Todos os trechos são fruto de tradução livre feita por mim.
No final do artigo, Perry Anderson dedica um espaço para avaliar o PT, a sua experiência como governo e o Lula como líder emblemático do partido. Para mim, é a parte mais importante de sua análise. Ele faz uma avaliação positiva e até amigável, ao mesmo tempo, profundamente crítica do petismo e do lulismo, sempre bem fundamentada, como é seu estilo de exímio pesquisador histórico. Vou me limitar a destacar um ponto fundamental, como risco de descontextualizar sua análise.

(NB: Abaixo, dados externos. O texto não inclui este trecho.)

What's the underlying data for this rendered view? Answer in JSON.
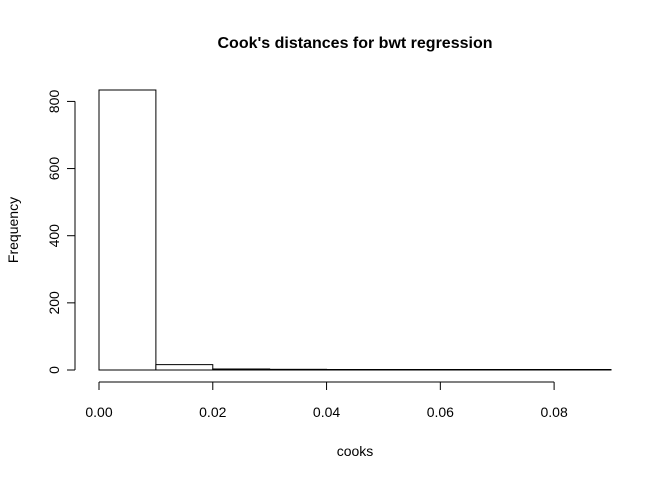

Ele situa a sua fala no quadro institucional da democratização do Brasil, de não ruptura, de transição da ditadura para a democracia, e o que isto significou para o que tenho chamado de democracia de baixa intensidade entre nós. A questão que Anderson destaca talvez seja a mais estratégica: a adoção de uma governabilidade de conciliação, incapaz de viabilizar democraticamente processos transformadores de estruturas sociais de exclusão, desigualdade social e destruição, agora na minha análise. Mas a questão é que o PT sinalizava para a transformação e ele renunciou a fazê-la. Por que? Perry Anderson aponta algumas pistas.

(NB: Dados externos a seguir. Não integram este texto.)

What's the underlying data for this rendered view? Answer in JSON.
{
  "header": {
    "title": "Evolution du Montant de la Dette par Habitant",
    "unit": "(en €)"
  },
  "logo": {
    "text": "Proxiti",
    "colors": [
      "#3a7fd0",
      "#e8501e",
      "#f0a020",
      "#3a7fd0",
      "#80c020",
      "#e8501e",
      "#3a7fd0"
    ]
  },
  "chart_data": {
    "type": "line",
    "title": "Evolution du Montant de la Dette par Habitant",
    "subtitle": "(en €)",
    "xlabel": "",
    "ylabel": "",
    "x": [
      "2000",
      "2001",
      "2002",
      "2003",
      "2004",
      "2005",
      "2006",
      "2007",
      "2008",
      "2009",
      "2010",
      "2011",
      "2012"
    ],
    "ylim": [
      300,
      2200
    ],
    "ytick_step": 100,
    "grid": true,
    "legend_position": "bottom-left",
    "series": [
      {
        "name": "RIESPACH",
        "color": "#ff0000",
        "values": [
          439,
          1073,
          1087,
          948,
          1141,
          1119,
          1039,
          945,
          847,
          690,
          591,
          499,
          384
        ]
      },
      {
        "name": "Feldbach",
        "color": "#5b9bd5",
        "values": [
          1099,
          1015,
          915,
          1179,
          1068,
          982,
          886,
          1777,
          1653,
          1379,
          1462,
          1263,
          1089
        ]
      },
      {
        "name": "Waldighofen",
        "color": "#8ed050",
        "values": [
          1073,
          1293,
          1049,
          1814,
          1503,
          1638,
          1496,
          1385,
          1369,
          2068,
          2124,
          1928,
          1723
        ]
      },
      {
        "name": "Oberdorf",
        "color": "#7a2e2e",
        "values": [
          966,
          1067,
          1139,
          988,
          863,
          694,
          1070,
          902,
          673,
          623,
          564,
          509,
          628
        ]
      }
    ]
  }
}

“Por doze anos, o Brasil foi o único país grande no mundo a desafiar a época, a recusar a aprofundar o regime neoliberal do capital e a relaxar alguns de seus rigores em favor dos mais pobres.” Mas, segundo Anderson, houve um erro na estratégia. Algo que o PT não reconhece como sua responsabilidade: a opção política letal que foi a rendição ao regime de conciliação entre interesses de classe e as forças política constituídas. Nas palavras de Anderson: “No governo, ele rejeitou a mobilização em favor da cooptação; e cooptação – da classe política e econômica brasileira – significa corrupção. Isto foi em sintonia com a sua lógica da estratégica escolha uma vez no governo.” Anderson cita Gramsci nesta passagem, lembrando que entre o consentimento e a força está a corrupção, em situações quando é difícil o exercício da  hegemonia e uso da força é de alto riso. Segundo Anderson, ao renunciar se engajar na busca de hegemonia, que supõe educação popular e organização coletiva, com recusa da coerção, o PT ficou com a corrupção enquanto forma de governabilidade. “Para seus líderes, qualquer coisa diferente parecia ser difícil e arriscada. Corrupção foi o preço do seu ´fraco reformismo`.”
Para concluir, em sintonia com a análise de Perry Anderson, o PT se rendeu ao modus vivendi da política do Brasil. E jogou no cola da cidadania o Bolsonaro com sua patética agenda.